Michel Foucault has argued that research into modern power must work toward an “ascending analysis” which outlines its “infinitesimal mechanisms”. This method of analyzing techniques and effects is at the core of Foucault's concept of modern power, or biopower. Anthropologist Paul Rabinow and his frequent collaborator, sociologist Nikolas Rose, have, following Foucault, framed a concept of biopower that combines three planes: “a form of truth discourse about living beings and an array of authorities considered competent to speak that truth; strategies for intervention upon collective existence in the name of life and health; and modes of subjectification, in which individuals can be brought to work on themselves, under certain forms of authority, in relation to truth discourses, by means of practices of the self, in the name of individual or collective life or health”.
Power is not localized in the state apparatus, Foucault argues, moving away from the work of Althusser and Gramsci; the state apparatus does not take into account the micro-physics of power “that function outside, below, and alongside” the state apparatus. Foucault analyzes these “power-knowledge relations”, asserting that power and knowledge imply one another, and that there is no power relation without a correlative field of knowledge. He theorizes a subject who is not “endowed with a consciousness which power is then thought to seize on” or simply the crude result of ideology's influence, but who is engaged in processes and struggles that determine the multiple forms and domains of knowledge.
Foucault presents a dual process of subjection, wherein the subjectivity of individuals is produced as they are simultaneously subjected within a discourse. As he argues in Discipline and Punish, subjection is not only obtained by simply either violence or ideology but also cannot be localized in any one institution or state apparatus; rather, institutions and apparatuses operate a “micro-physics of power”.
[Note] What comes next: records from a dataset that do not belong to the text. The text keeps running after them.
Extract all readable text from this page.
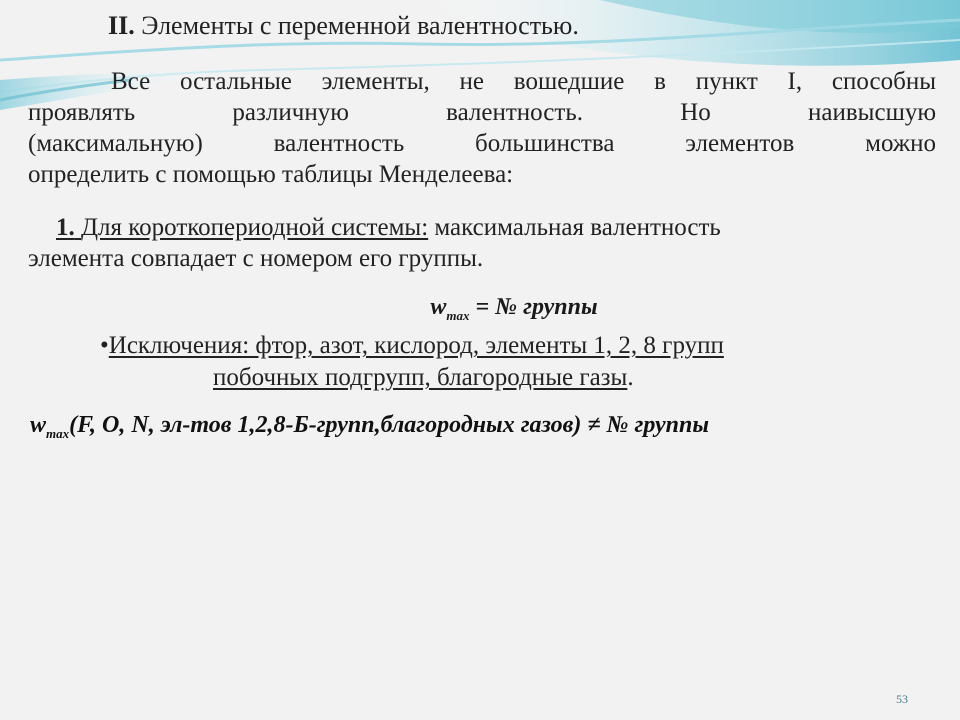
II. Элементы с переменной валентностью.

Все остальные элементы, не вошедшие в пункт I, способны
проявлять различную валентность. Но наивысшую
(максимальную) валентность большинства элементов можно
определить с помощью таблицы Менделеева:

1. Для короткопериодной системы: максимальная валентность
элемента совпадает с номером его группы.

$w_{max}$ = № группы

•Исключения: фтор, азот, кислород, элементы 1, 2, 8 групп
побочных подгрупп, благородные газы.

$w_{max}(F$, O, N, эл-тов 1,2,8-Б-групп,благородных газов) ≠ № группы

53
To do this, Foucault must abandon the violence-ideology opposition, and the opposition of what is in the interest or uninterest of power, imagining a “political anatomy” or “body politic” as a set of elements and techniques that subjugate by turning bodies into objects of knowledge . These elements and techniques constitute the beginning of an era of “biopower,” one that is a break from pre-capitalist forms of sovereign power and is chiefly concerned with the subjugation of bodies and the control of populations .
Foucault's insistence upon an ascending analysis of power is not merely a statement of method. His analysis, which traces the history and trajectory of the mechanisms of power, labors to understand how these mechanisms have been “invested, colonized, (and) utilized” by “forms of global domination” . What must be shown, he argues, is the way in which “more general powers” and economic interests engage with mechanisms and technologies of power . Why look at the general domination by the bourgeois class? Foucault thinks “anything can be deduced” from such an analysis. What is different about looking at biopower, biopolitics, and governmentality is the way it illuminates how power is able to function in the most basic “cells and units” of society . Foucault's work attempts to understand the real agents of power rather than lumping them under a generalized bourgeoisie. The question that Foucault's work raises is simply, but powerfully, how do mechanisms of power become economically and politically useful?